In 2018-19 most governments progressed substantial policy, regulatory and legislative changes that will improve the effectiveness and efficiency of water markets. Low rainfall and allocations, generally lower volumes of water traded, record and near record prices characterised the year for much of Australia. The 2018-19 Australian Water Markets Annual report provides a quantitative and qualitative look at key water markets in Australia, events that shaped the 2018-19 year, future outlook and further market improvements.

Below are some of the events that influenced key water market activities, for detailed information and other events that shaped the markets, read the full report Download here

Volumes traded in 2018-19

In 2018-19, approximately 5,470 gigalitres (GL) of water was traded on the temporary market across Australia (a reduction of 27 percent from 2017-18), with the majority traded in New South Wales (45 percent), Victoria (43 percent) and South Australia (6 percent).  Approximately 1,642 GL of water was traded on the permanent market (an increase of 3 percent from 2017-18), with the majority traded in New South Wales (47 percent), Victoria (19 percent) and South Australia (17 percent).

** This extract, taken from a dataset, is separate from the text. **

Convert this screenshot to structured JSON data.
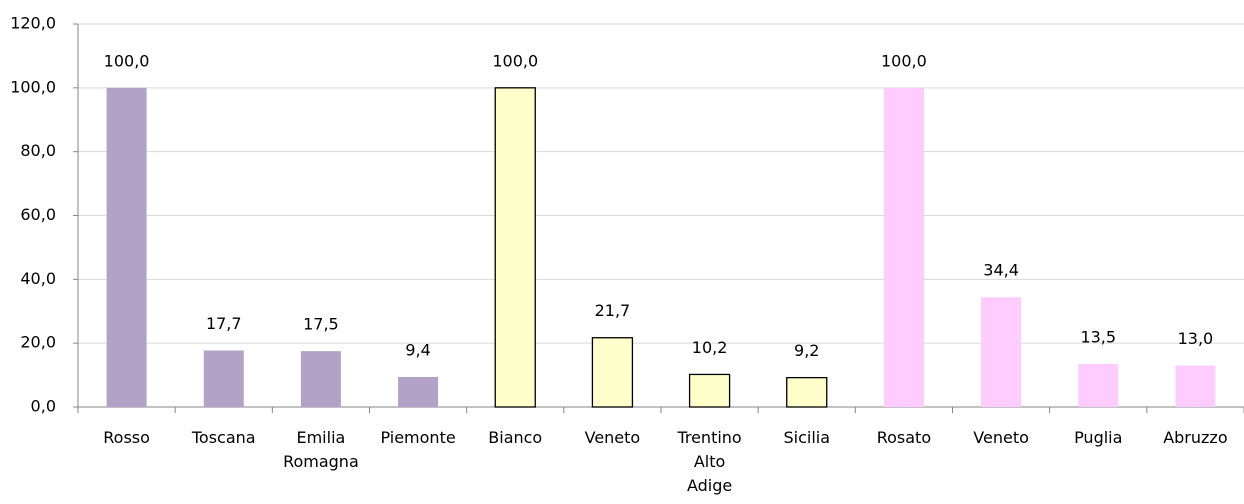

National weather conditions

Rainfall for the year was generally below average for Australia as a whole.  Below to very much below average rainfall was recorded across most of New South Wales and southern Queensland, as well as adjacent border regions of South Australia and Victoria. Rainfall was also below average for southern Tasmania, the western half of South Australia, much of eastern and northern Western Australia, and large parts of the Northern Territory. Rainfall for the Basin as a whole was the tenth lowest on record.

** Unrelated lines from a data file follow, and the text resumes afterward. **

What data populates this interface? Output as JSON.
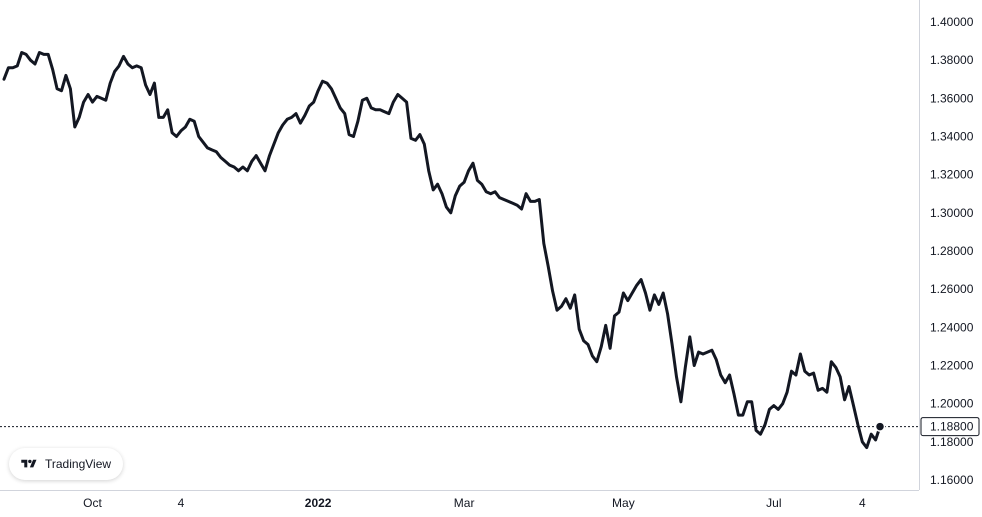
{
  "chart_data": {
    "type": "line",
    "title": "",
    "xlabel": "",
    "ylabel": "",
    "ylim": [
      1.16,
      1.4
    ],
    "yticks": [
      "1.40000",
      "1.38000",
      "1.36000",
      "1.34000",
      "1.32000",
      "1.30000",
      "1.28000",
      "1.26000",
      "1.24000",
      "1.22000",
      "1.20000",
      "1.18000",
      "1.16000"
    ],
    "ytick_values": [
      1.4,
      1.38,
      1.36,
      1.34,
      1.32,
      1.3,
      1.28,
      1.26,
      1.24,
      1.22,
      1.2,
      1.18,
      1.16
    ],
    "xticks": [
      {
        "label": "Oct",
        "index": 20,
        "bold": false
      },
      {
        "label": "4",
        "index": 40,
        "bold": false
      },
      {
        "label": "2022",
        "index": 71,
        "bold": true
      },
      {
        "label": "Mar",
        "index": 104,
        "bold": false
      },
      {
        "label": "May",
        "index": 140,
        "bold": false
      },
      {
        "label": "Jul",
        "index": 174,
        "bold": false
      },
      {
        "label": "4",
        "index": 194,
        "bold": false
      }
    ],
    "last_price": 1.188,
    "last_price_label": "1.18800",
    "grid": false,
    "line_color": "#131722",
    "series": [
      {
        "values": [
          1.37,
          1.376,
          1.376,
          1.377,
          1.384,
          1.383,
          1.38,
          1.378,
          1.384,
          1.383,
          1.383,
          1.375,
          1.365,
          1.364,
          1.372,
          1.365,
          1.345,
          1.35,
          1.358,
          1.362,
          1.358,
          1.361,
          1.36,
          1.359,
          1.368,
          1.374,
          1.377,
          1.382,
          1.378,
          1.376,
          1.377,
          1.376,
          1.367,
          1.362,
          1.368,
          1.35,
          1.35,
          1.354,
          1.342,
          1.34,
          1.343,
          1.345,
          1.349,
          1.348,
          1.34,
          1.337,
          1.334,
          1.333,
          1.332,
          1.329,
          1.327,
          1.325,
          1.324,
          1.322,
          1.324,
          1.322,
          1.327,
          1.33,
          1.326,
          1.322,
          1.33,
          1.336,
          1.342,
          1.346,
          1.349,
          1.35,
          1.352,
          1.347,
          1.351,
          1.356,
          1.358,
          1.364,
          1.369,
          1.368,
          1.365,
          1.36,
          1.355,
          1.352,
          1.341,
          1.34,
          1.348,
          1.359,
          1.36,
          1.355,
          1.354,
          1.354,
          1.353,
          1.352,
          1.358,
          1.362,
          1.36,
          1.358,
          1.339,
          1.338,
          1.341,
          1.336,
          1.322,
          1.312,
          1.315,
          1.31,
          1.303,
          1.3,
          1.309,
          1.314,
          1.316,
          1.322,
          1.326,
          1.317,
          1.315,
          1.311,
          1.31,
          1.311,
          1.308,
          1.307,
          1.306,
          1.305,
          1.304,
          1.302,
          1.31,
          1.306,
          1.306,
          1.307,
          1.284,
          1.272,
          1.259,
          1.249,
          1.251,
          1.255,
          1.25,
          1.257,
          1.239,
          1.233,
          1.231,
          1.225,
          1.222,
          1.23,
          1.241,
          1.229,
          1.246,
          1.248,
          1.258,
          1.254,
          1.258,
          1.262,
          1.265,
          1.258,
          1.249,
          1.257,
          1.252,
          1.258,
          1.247,
          1.231,
          1.214,
          1.201,
          1.219,
          1.235,
          1.22,
          1.227,
          1.226,
          1.227,
          1.228,
          1.223,
          1.215,
          1.211,
          1.215,
          1.205,
          1.194,
          1.194,
          1.201,
          1.201,
          1.186,
          1.184,
          1.189,
          1.197,
          1.199,
          1.197,
          1.2,
          1.206,
          1.217,
          1.215,
          1.226,
          1.217,
          1.215,
          1.216,
          1.207,
          1.208,
          1.206,
          1.222,
          1.219,
          1.214,
          1.202,
          1.209,
          1.199,
          1.189,
          1.18,
          1.177,
          1.184,
          1.181,
          1.188
        ]
      }
    ]
  },
  "badge": {
    "brand": "TradingView"
  }
}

Water storage and allocations 

Water storage levels within the Murray-Darling Basin closed at 35 percent, compared to 54 percent at the same time the previous year.  There has been a decline for the Murrumbidgee and Murray Goulburn storages, based on 30 June levels over the past three years. Poor inflows and above average temperatures contributed to these lower storage levels. In the winter of 2015-16, it was the last time active (or useable) storage levels in the Basin were this low.